Читаем Стрельцы полностью

Они вошли опять в хижину, и Валериан рассказал ему подробности поединка.

— Теперь только одно свержение герцога может спасти тебя! — воскликнул Лельский. — Может быть, сегодня ночью этот жестокий временщик…

— Разве решено уже приступить так скоро к делу?

— Нет еще. Сегодня все наши соберутся в доме графа Головкина, к назначенному в три часа обеду, там приступим к общему совещанию. Мы однако ж пойдем к графу несколько ранее. Я еще должен ему тебя представить. С этого огорода мы можем пробраться на двор Головкина. Вон дом его!

Лельский указал на здание, которое возвышалось из-за забора и обращено было окнами на Невский проспект.

— Боже мой! Сюда кто-то идет! — воскликнул Валериан, глядя в окошко.

— Не бойся! Это также наш, я его ожидал.

Вскоре вошел в хижину тот самый прислужник Гейера, который был вместе с ним в доме отца Аргамакова, когда принуждали его подписать отречение от раскола.
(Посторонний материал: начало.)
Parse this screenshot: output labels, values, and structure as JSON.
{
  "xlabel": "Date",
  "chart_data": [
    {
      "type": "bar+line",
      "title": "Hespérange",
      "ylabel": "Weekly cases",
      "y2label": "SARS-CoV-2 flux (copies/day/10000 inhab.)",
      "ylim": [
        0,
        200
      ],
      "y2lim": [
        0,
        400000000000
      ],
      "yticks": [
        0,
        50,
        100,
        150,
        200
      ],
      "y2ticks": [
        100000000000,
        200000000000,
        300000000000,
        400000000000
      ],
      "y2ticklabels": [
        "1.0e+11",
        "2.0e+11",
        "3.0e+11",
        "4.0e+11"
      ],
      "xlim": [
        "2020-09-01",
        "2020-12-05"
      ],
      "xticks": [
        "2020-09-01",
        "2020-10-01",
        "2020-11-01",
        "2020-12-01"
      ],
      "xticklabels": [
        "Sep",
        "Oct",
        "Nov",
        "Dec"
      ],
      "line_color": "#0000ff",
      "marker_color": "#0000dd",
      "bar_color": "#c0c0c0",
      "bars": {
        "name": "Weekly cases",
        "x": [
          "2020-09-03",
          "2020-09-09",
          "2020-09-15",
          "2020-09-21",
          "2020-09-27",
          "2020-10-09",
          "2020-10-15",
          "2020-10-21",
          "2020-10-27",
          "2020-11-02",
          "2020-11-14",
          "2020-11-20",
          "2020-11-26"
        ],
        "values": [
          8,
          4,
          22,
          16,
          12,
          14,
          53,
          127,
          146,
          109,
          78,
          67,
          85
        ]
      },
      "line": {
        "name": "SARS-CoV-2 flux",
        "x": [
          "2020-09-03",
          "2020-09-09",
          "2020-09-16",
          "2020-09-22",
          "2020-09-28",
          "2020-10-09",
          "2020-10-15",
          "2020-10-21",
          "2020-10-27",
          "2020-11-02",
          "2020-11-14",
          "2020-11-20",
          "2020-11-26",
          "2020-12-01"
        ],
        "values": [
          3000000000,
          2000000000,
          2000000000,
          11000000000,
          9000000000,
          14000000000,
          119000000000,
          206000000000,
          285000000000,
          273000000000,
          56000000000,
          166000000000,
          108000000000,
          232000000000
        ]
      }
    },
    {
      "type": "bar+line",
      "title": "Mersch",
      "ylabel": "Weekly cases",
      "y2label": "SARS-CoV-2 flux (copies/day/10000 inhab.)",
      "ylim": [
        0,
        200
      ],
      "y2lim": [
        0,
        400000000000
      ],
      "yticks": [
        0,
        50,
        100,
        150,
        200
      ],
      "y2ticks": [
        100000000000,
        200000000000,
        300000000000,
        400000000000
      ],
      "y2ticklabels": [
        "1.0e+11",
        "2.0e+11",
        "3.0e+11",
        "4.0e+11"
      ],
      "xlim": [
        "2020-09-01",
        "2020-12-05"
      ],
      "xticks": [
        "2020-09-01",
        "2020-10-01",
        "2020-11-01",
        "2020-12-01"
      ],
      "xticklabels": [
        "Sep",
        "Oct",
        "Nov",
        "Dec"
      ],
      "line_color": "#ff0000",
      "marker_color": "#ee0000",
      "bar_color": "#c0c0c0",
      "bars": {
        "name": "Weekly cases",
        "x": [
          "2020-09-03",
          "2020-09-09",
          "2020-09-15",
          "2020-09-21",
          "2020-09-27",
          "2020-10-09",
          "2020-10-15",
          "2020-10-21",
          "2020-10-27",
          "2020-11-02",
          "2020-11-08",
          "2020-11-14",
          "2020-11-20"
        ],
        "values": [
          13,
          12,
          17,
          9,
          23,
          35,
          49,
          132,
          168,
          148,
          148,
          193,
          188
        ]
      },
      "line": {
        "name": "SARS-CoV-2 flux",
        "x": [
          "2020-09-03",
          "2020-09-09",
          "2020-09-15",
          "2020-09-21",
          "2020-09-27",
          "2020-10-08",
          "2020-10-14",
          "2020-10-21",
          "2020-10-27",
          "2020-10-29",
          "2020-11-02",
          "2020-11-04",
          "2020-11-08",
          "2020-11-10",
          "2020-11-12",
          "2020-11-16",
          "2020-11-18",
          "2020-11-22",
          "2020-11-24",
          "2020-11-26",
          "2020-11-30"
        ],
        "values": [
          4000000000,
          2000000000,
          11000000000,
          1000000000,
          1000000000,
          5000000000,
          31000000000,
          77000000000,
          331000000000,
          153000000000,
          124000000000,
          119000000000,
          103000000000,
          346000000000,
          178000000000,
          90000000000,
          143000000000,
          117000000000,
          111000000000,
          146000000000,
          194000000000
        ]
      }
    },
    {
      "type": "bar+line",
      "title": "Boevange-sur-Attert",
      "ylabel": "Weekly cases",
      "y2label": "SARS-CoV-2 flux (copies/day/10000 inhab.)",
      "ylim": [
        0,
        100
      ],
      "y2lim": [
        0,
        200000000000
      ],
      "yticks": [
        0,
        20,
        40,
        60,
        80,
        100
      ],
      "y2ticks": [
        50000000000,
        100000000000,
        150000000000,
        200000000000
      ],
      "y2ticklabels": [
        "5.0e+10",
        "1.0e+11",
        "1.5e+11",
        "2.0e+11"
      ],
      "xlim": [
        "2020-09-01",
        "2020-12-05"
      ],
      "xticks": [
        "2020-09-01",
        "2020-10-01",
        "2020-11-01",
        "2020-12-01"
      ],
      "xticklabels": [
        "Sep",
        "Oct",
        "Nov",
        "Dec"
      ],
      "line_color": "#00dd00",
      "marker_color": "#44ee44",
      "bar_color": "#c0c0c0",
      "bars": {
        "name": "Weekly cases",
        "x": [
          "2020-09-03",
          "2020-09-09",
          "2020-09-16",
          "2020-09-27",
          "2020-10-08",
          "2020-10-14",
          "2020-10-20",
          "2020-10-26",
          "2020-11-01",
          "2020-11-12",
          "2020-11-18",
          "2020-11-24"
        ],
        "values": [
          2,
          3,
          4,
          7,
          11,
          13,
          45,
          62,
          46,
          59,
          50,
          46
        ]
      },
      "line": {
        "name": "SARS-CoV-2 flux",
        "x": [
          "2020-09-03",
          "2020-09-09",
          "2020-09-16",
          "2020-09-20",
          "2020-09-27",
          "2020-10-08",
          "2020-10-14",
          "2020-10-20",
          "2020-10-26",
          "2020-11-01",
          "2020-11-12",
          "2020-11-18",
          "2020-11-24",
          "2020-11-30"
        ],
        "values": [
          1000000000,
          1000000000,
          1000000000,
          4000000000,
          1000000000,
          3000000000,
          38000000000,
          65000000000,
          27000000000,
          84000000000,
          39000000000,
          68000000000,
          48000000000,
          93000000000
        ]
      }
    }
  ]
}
Валериан, тотчас узнав прислужника, изумился.

— А! Да здесь знакомый! — сказал вошедший. — Видно и он из наших?

— Точно так, — отвечал Лельский. — При нем можно все говорить. Ну, что нового, любезный Маус?

— Ни всемогущий герцог, ни всеведущий Гейер ничего еще не знают о нашем деле. Хорошо, что вы здесь! — продолжал прислужник, обращаясь к Валериану. — Брат герцога отстоял только вашего друга, капитана, за то, что он не допустил вас разрубить ему голову на поединке. И в вашу защиту он сказал слова два, три, но когда герцог закричал: расстрелять его! — то ваш противник, не найдя, видно, в этом большого неудобства, тотчас согласился и замолчал.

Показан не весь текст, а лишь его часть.